L’incitation fiscale peut-elle relancer le secteur privé camerounais ?

(Africa Diligence) Le train de mesures pris par le gouvernement camerounais au 4è trimestre 2013 peut sembler séduisant au premier abord, mais il convient de prendre du recul pour juger de sa pertinence et de son impact réel sur l’économie nationale. 4 raisons à cela:

Premièrement: l’analyse des stratégies d’incitations à l’investissement privé mises en place dans les six pays de la zone CEMAC, au cours des dix dernières années, montre que les régimes spécifiques aux PME deviennent souvent, au bout de quelques années, des zones refuges où les petites entreprises stagnent. C’est pourquoi j’appelle le gouvernement camerounais à créer les conditions d’incitation à la croissance des PME pour produire des champions nationaux comme dans des pays tels que le Maroc ou l’Afrique du Sud.

Deuxièmement: les retours d’expérience des entreprises que nous accompagnons dans la zone CEMAC concluent unanimement que la charge liée au respect des obligations fiscales dans nos pays est aussi lourde que le taux de fiscalité. Il suffit d’ailleurs de jeter un regard sur les notes successives du Cameroun dans les indicateurs » Paying the Taxes » de Doing Business pour s’en convaincre. C’est pourquoi j’appelle le gouvernement camerounais à aller plus loin dans les réformes en engageant un vrai choc de simplification. Cela passe notamment par une plus grande simplification des processus de dépôt, de paiement, des formulaires fiscaux, etc.

Troisièmement: l’expérience a montré, à maintes reprises et dans plusieurs pays, qu’il est contre-productif d’utiliser l’incitation fiscale pour compenser les insuffisances nationales telles que le manque d’infrastructures ou le non-respect des normes juridiques.

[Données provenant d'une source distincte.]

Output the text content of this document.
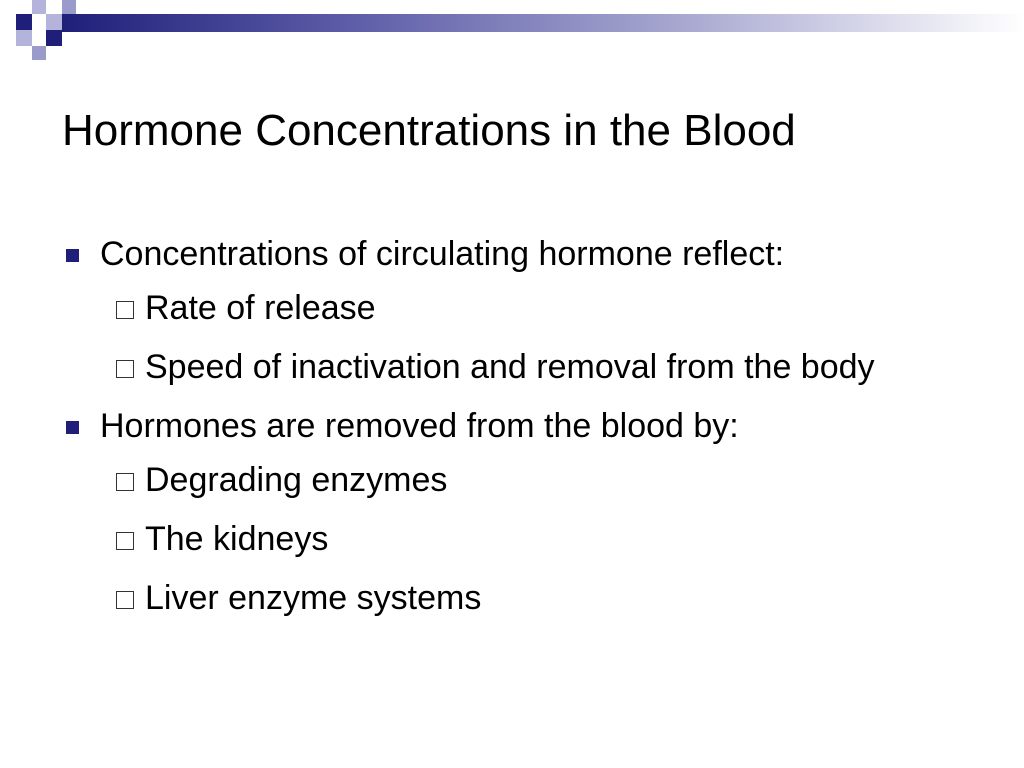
Hormone Concentrations in the Blood
Concentrations of circulating hormone reflect:
Rate of release
Speed of inactivation and removal from the body
Hormones are removed from the blood by:
Degrading enzymes
The kidneys
Liver enzyme systems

C’est pourquoi j’appelle le gouvernement camerounais à tout faire pour doter notre pays d’un corpus fiscal plus clair et plus stable. Il nous faut un instrument qui laisse peu de place à l’arbitraire et à la négociation entre le contribuable et les autorités fiscales; un socle dans lequel les investisseurs locaux et étrangers trouveront un gage de la primauté du droit dans notre pays.

Quatrièmement: il apparait, à travers ses choix, que le gouvernement camerounais a véritablement entrepris de faire de la fiscalité un instrument de correction des défaillances du marché dans les secteurs prioritaires comme l’habitat, l’agriculture, l’élevage, les industries manufacturières, l’industrie pharmaceutique ou le tourisme. C’est, à nos yeux, la principale bonne nouvelle de ce train de mesures.

Conclusion: pour s’assurer de la pertinence de toutes ces mesures, il faudra attendre que le Comité Paritaire de Suivi prévu par la loi du 18 avril 2013 produise des évaluations transparentes à intervalles réguliers.